[Author’s note: my wife and I recently welcomed our third daughter into the world. Everyone is doing well, but progress on my Whelton series (and basically everything else) is somewhat delayed. In the meantime, as I continue to finalize the next rebuttals to Whelton’s assertions about the Ecumenical Councils, I offer to you, dear reader, the following philosophical objection to something from a recent Catholic book.]
This essay critiques an argument from Joe Heschmeyer’s otherwise excellent book Pope Peter. The criticism does not mean that I have a low view of Joe’s work. On the contrary, I think he is one of the better Catholic apologists. He describes opposing viewpoints fairly and his own arguments, historically informed and clearly articulated, have proven helpful in my own studies. His juris doctor from Georgetown Law Center bears witness to his formidable intelligence, and I commend his Youtube channel and writings to every reader.
However, a subtle fallacy emerges in Chapter 2 ("I Will Build My Church") of his book Pope Peter, and I believe it is instructive to explain why it is fallacious. Specifically, he challenges the notion of an "invisible church", which says that the church just is the group of people who believe in the gospel—or whatever happens to be the Protestant condition for membership.
Heschmeyer contends that this notion reduces the Church to a mere concept or measurement akin to a “collective label”. He employs the following quote from Carl Sagan to illustrate his objection:
I am a collection of water, calcium, and organic molecules called Carl Sagan. You are a collection of almost identical molecules with a different collective label.
Here’s what Heschmeyer says:
If “you” are just the sum total of your cells, and that precise sum total only exists for a fraction of a second, then you don’t functionally exist. To put it another way, if Sagan is right, a different person began reading this sentence from the one who finished reading it. Plus, as Sagan notes, you and I are each made up of water, calcium, and organic molecules—so what makes one collection you and another collection me?

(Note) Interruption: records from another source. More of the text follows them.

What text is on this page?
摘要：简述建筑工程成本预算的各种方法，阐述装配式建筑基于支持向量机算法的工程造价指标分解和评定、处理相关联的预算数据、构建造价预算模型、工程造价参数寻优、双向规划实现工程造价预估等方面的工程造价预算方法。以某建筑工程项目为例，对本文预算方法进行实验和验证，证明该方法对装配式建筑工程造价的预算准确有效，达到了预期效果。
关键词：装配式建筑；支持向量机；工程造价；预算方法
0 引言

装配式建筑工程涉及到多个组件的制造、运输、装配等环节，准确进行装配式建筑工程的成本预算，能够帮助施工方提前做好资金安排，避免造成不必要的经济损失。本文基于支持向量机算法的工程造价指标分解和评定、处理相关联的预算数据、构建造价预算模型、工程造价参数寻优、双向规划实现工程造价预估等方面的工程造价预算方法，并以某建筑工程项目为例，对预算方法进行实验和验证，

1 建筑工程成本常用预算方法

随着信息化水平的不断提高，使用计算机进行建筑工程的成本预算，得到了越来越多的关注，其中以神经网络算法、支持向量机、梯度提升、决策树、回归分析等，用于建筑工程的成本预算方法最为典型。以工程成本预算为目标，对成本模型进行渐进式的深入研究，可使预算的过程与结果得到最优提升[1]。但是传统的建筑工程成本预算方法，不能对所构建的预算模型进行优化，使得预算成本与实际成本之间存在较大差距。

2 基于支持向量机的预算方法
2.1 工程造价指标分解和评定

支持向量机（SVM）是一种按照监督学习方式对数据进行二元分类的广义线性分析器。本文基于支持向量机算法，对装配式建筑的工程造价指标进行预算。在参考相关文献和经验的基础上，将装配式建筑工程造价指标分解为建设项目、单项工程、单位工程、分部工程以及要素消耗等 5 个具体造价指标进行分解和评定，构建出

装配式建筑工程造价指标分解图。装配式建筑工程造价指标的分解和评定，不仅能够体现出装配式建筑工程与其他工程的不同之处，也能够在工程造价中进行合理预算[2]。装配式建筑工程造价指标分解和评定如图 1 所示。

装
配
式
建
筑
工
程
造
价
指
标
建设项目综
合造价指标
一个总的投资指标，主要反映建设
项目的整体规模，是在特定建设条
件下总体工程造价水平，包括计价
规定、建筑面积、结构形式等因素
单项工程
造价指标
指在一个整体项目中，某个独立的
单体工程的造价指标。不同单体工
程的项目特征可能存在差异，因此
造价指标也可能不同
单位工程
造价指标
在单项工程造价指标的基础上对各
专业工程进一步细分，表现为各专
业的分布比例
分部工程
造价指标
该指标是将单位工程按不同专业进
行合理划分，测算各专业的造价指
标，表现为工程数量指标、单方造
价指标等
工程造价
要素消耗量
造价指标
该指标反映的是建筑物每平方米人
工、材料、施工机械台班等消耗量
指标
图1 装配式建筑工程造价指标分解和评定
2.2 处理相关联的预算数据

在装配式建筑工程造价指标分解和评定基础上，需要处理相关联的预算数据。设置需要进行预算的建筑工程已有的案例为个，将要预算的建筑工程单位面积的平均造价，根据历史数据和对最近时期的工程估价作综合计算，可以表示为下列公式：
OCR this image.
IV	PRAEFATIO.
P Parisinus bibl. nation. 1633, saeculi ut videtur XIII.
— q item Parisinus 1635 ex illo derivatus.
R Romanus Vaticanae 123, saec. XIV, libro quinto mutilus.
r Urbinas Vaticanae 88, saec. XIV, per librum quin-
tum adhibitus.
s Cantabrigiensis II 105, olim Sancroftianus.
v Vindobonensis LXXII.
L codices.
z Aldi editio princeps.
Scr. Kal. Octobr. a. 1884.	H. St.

Sagan's view of human anthropology is rightly criticized, but Heschmeyer extends the same criticism to the "invisible church" position:
If the Church is just a cross-section of believers, then it exists only as a concept or a measurement, like “the set of left-handed people” or the temperature outside. It’s a mere “collective label,” to use Sagan’s term. The result is that you’re left with nothing, which is how you get a Church that can’t do anything… Like Sagan’s body, the body of Christ is in constant flux, as members come to faith and are baptized on the one hand and physically or spiritually die on the other. If [this] is right, the Church is perhaps never more than a few seconds old. That doesn’t sound like the Church established by Christ two thousand years ago, over which he promised that the gates of hell wouldn’t prevail. Rather, the church… is wiped out by the gates of hell every few moments.
According to Heschmeyer, if I am nothing but a collection of cells, then a "new" me would come to be whenever a cell dies or another is added to the original collection. That's an absurd consequence; therefore, I must be something more than just a collection of cells.
Similarly, he thinks, if the Church is nothing but the collection of people who believe the gospel—if it is merely a cross-section of believers—then the church exists only as a concept or measurement and is constantly in flux. This means that the Church changes to something new whenever one new member believes or an old member dies. This would conflict with the enduring nature of the Church established by Christ.
However, the flaw in Heschmeyer's critique lies in the analogy between Sagan's atomistic view and the "invisible church" position. Sagan's view encounters difficulties with the unity and identity of a person over time. If I am nothing but a collection of cells, then we must be able to tell which ones make me and why those in particular. But doing that will, at some point, presuppose a principle of unity and identity that is not a collection of cells. Consider: what condition must a cell satisfy to be a member of the collection of cells which comprise me over time and not someone else? Try to answer that without ultimately presupposing me—i.e., that I already exist. You can’t.
In contrast, the "invisible church" position defines the church as consisting of people who meet a specific condition, such as believing in the gospel. This is a functional description, which makes the “invisible church” more than a mere cross-section of believers; it allows for changing membership without compromising the unity and identity of the Church over time. Hence, this position is not like Sagan’s and does not fall to the same objection.
If there are ten believers now, but there were fifteen believers yesterday (supposing five died), then it doesn't follow that the church yesterday is different from the church today. It's the same church with fewer members. That's because the description—"the collection of people who believe in the gospel"—provides the mark of unity and identity over time and doesn't specify any particular number; whatever is the number of believers at a given time, that number comprises the church.
As a Catholic, I do not believe in a merely invisible church. However, I hope I've shown that Heschmeyer's criticism, though philosophically interesting, is a mistaken way to argue against it.